Helping your child settle in
When your child is starting at a new childcare setting it is important to consider this transition and how you can help them settle in. We've put together a few tips to remember:
Before they start
Whatever childcare setting you choose for your child, it is important to allow as much time as possible for both you and your child to get to know the setting. It may be the first time your child has been away from you, or if they are used to being left with other people, they will be getting used to a larger group of people and a new environment.
These new experiences coupled with your own feelings about going back to work, or leaving the child in a new place, can be a stressful time in a family’s life.
Try to start establishing this connection before your child starts at the setting. If a child is starting a setting it’s useful for you to have a point of contact for any questions, home visits (when appropriate), and to arrange settling in sessions.
Childminders and Nursery settings must operate a key person approach. “The key person must help ensure that every child’s learning and care is tailored to meet their individual needs .The key person must seek to engage and support parents and/or carers in guiding their child’s development at home. They should also help families engage with more specialist support if appropriate.” (EYFS 2014)

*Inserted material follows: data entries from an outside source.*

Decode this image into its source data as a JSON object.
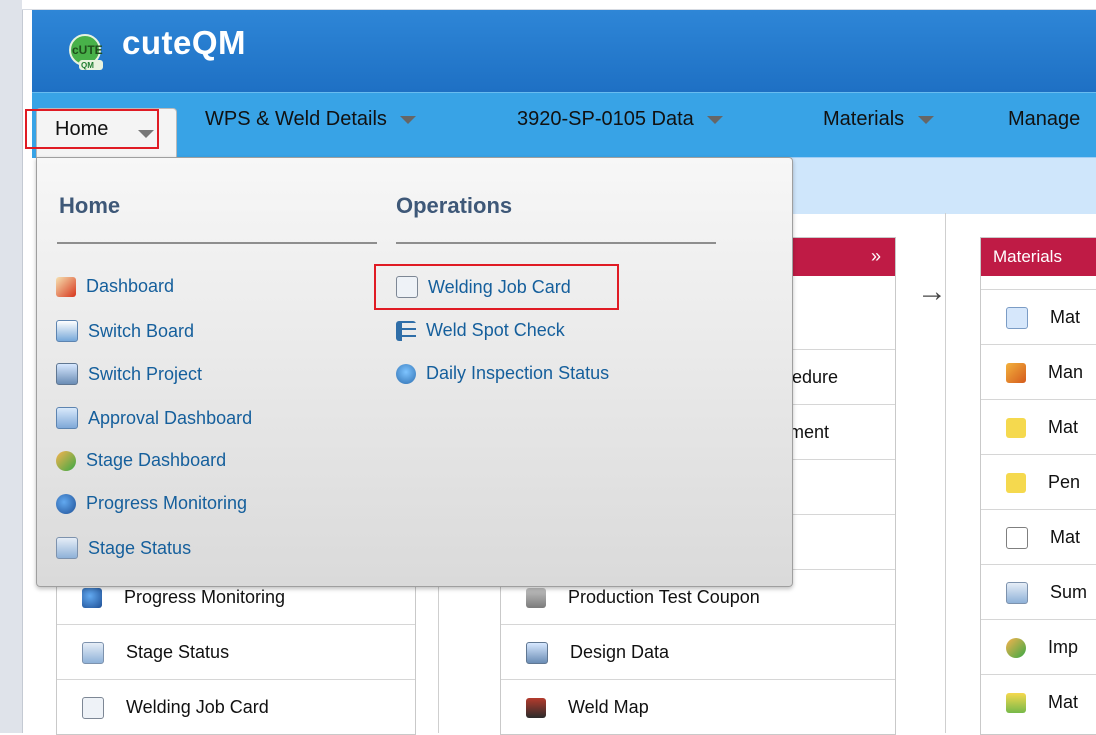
{
  "app": {
    "title": "cuteQM",
    "logo_text": "cUTE QM"
  },
  "nav": {
    "home": "Home",
    "items": [
      "WPS & Weld Details",
      "3920-SP-0105 Data",
      "Materials",
      "Manage"
    ]
  },
  "dropdown": {
    "home_heading": "Home",
    "operations_heading": "Operations",
    "home_items": [
      "Dashboard",
      "Switch Board",
      "Switch Project",
      "Approval Dashboard",
      "Stage Dashboard",
      "Progress Monitoring",
      "Stage Status"
    ],
    "operations_items": [
      "Welding Job Card",
      "Weld Spot Check",
      "Daily Inspection Status"
    ]
  },
  "left_panel": {
    "rows": [
      "Progress Monitoring",
      "Stage Status",
      "Welding Job Card"
    ]
  },
  "middle_panel": {
    "header": "",
    "header_icon": "chevron-up-icon",
    "partial_rows": [
      "ocedure",
      "rement"
    ],
    "rows": [
      "Production Test Coupon",
      "Design Data",
      "Weld Map"
    ]
  },
  "materials_panel": {
    "header": "Materials",
    "rows": [
      "Mat",
      "Man",
      "Mat",
      "Pen",
      "Mat",
      "Sum",
      "Imp",
      "Mat"
    ]
  },
  "colors": {
    "header_blue": "#1e70c4",
    "nav_blue": "#38a3e6",
    "panel_red": "#bf1b45",
    "link_blue": "#155f9c",
    "highlight_red": "#e01b24"
  }
}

Each setting will have their own settling in policy, however we always recommend that there is a two- to four-week settling-in period.
In Nursery settings make sure the key person is available and not on holiday or attending training during the settling in process and the child’s first few days at the setting. When using a childminder ensure they have a back up childminder that the child is familiar and comfortable with, in case of holidays, sickness or emergencies.

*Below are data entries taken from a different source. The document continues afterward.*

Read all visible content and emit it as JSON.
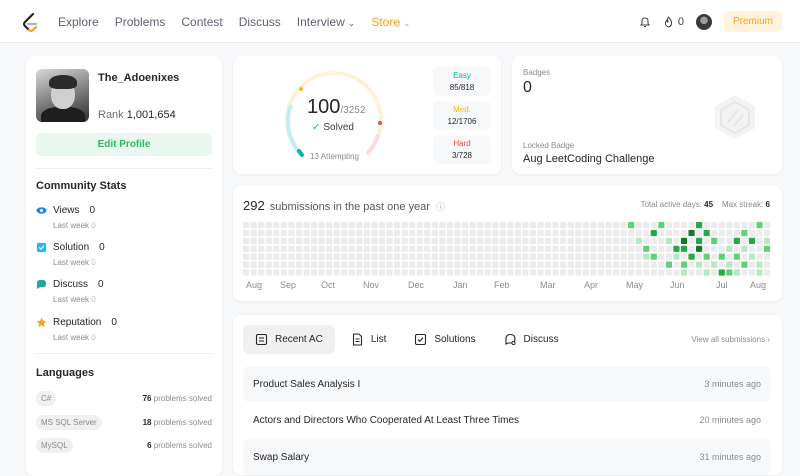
{
  "nav": {
    "links": [
      "Explore",
      "Problems",
      "Contest",
      "Discuss",
      "Interview",
      "Store"
    ],
    "notification_count": "0",
    "premium_label": "Premium"
  },
  "profile": {
    "username": "The_Adoenixes",
    "rank_label": "Rank",
    "rank_value": "1,001,654",
    "edit_label": "Edit Profile"
  },
  "community": {
    "title": "Community Stats",
    "items": [
      {
        "label": "Views",
        "value": "0",
        "sub_label": "Last week",
        "sub_value": "0",
        "icon": "eye-icon"
      },
      {
        "label": "Solution",
        "value": "0",
        "sub_label": "Last week",
        "sub_value": "0",
        "icon": "solution-icon"
      },
      {
        "label": "Discuss",
        "value": "0",
        "sub_label": "Last week",
        "sub_value": "0",
        "icon": "discuss-icon"
      },
      {
        "label": "Reputation",
        "value": "0",
        "sub_label": "Last week",
        "sub_value": "0",
        "icon": "star-icon"
      }
    ]
  },
  "languages": {
    "title": "Languages",
    "items": [
      {
        "name": "C#",
        "count": "76",
        "suffix": "problems solved"
      },
      {
        "name": "MS SQL Server",
        "count": "18",
        "suffix": "problems solved"
      },
      {
        "name": "MySQL",
        "count": "6",
        "suffix": "problems solved"
      }
    ]
  },
  "progress": {
    "solved": "100",
    "total": "/3252",
    "solved_label": "Solved",
    "attempting": "13 Attempting",
    "difficulty": [
      {
        "label": "Easy",
        "count": "85/818",
        "color": "#00b8a3"
      },
      {
        "label": "Med.",
        "count": "12/1706",
        "color": "#ffb800"
      },
      {
        "label": "Hard",
        "count": "3/728",
        "color": "#ef4743"
      }
    ]
  },
  "badges": {
    "label": "Badges",
    "count": "0",
    "locked_label": "Locked Badge",
    "locked_name": "Aug LeetCoding Challenge"
  },
  "submissions": {
    "count": "292",
    "title_text": "submissions in the past one year",
    "active_days_label": "Total active days:",
    "active_days": "45",
    "streak_label": "Max streak:",
    "streak": "6",
    "months": [
      "Aug",
      "Sep",
      "Oct",
      "Nov",
      "Dec",
      "Jan",
      "Feb",
      "Mar",
      "Apr",
      "May",
      "Jun",
      "Jul",
      "Aug"
    ]
  },
  "recent": {
    "tabs": [
      {
        "label": "Recent AC",
        "icon": "recent-ac-icon"
      },
      {
        "label": "List",
        "icon": "list-icon"
      },
      {
        "label": "Solutions",
        "icon": "solutions-icon"
      },
      {
        "label": "Discuss",
        "icon": "discuss-icon"
      }
    ],
    "view_all": "View all submissions",
    "rows": [
      {
        "title": "Product Sales Analysis I",
        "time": "3 minutes ago"
      },
      {
        "title": "Actors and Directors Who Cooperated At Least Three Times",
        "time": "20 minutes ago"
      },
      {
        "title": "Swap Salary",
        "time": "31 minutes ago"
      }
    ]
  },
  "colors": {
    "accent": "#ffa116",
    "green": "#2cbb5d",
    "easy": "#00b8a3",
    "medium": "#ffb800",
    "hard": "#ef4743"
  }
}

Take your time to get to know the childminder/staff during the settling in period.
Ensure the introduction to the setting is gradual, starting with the child attending with you. Penny Tassoni suggests 5 steps to settling in:
Child plays with key person- parent is alongside. After a while, parent disengages from activity although is present.
Child plays with key person with parent alongside. Then parent moves away slightly to pick something up e.g. magazine.

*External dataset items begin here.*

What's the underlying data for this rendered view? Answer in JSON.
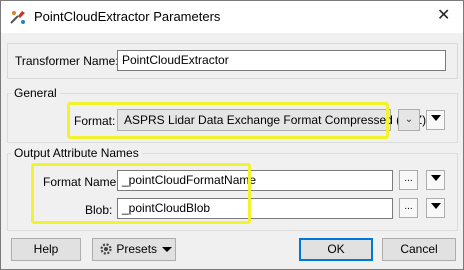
{
  "window": {
    "title": "PointCloudExtractor Parameters",
    "close_glyph": "✕",
    "icon": "fme-transformer-icon"
  },
  "transformer": {
    "label": "Transformer Name:",
    "value": "PointCloudExtractor"
  },
  "general": {
    "legend": "General",
    "format_label": "Format:",
    "format_value": "ASPRS Lidar Data Exchange Format Compressed (LAZ)"
  },
  "output": {
    "legend": "Output Attribute Names",
    "format_name_label": "Format Name:",
    "format_name_value": "_pointCloudFormatName",
    "blob_label": "Blob:",
    "blob_value": "_pointCloudBlob"
  },
  "buttons": {
    "ellipsis": "...",
    "help": "Help",
    "presets": "Presets",
    "ok": "OK",
    "cancel": "Cancel"
  },
  "colors": {
    "highlight": "#f2f22e",
    "default_button_border": "#0078d7"
  }
}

Child plays with key person. Parent is alongside at first. But then parent strolls in and out of sight e.g. gets something from a cupboard
Child plays with the key person – parent pops out of room to collect an object e.g. sticker for the child Parent confidently tells child that they are going to do this and then goes. 1 minute absence
As step 4, but increase length of time that parent is out of the room to 20 minutes
Eventually, build this up to the child attending for a full session or day. As part of the settling-in period, some settings carry out home visits to get to know the child in a familiar and comfortable environment and to talk to the parent in a relaxed way.
The setting will be able to stay in contact with you during the time the child is left even if you’re just available to answer the phone for a few reassuring words, or receive a text message or photo message showing how your child is doing. If your child is distressed and is unable to be settled, you will be contacted.
The setting will create a familiar routine so that your child knows what to expect when they are dropped off at your setting.
During the settling-in period the setting will find out:
- Your child’s likes and dislikes
- Their usual routine, especially if they are welcoming a baby
- Whether they have attended childcare before, are attending any other childcare settings, or are used to being left with other people
- Their favourite activities, toys or books
- Whether the child has any additional needs, disabilities or developmental concerns that needs to be taken into account
- Who, apart from the parents, may be picking the child up from the setting.
Greeting and saying goodbye
During the settling-in period, say goodbye in a calm and brief manner, and tell your child when you’ll be back. Staff should confidently greet and say goodbye to babies and children too. Your child might like to keep a favourite toy or cuddly with them to begin with as a transitional object.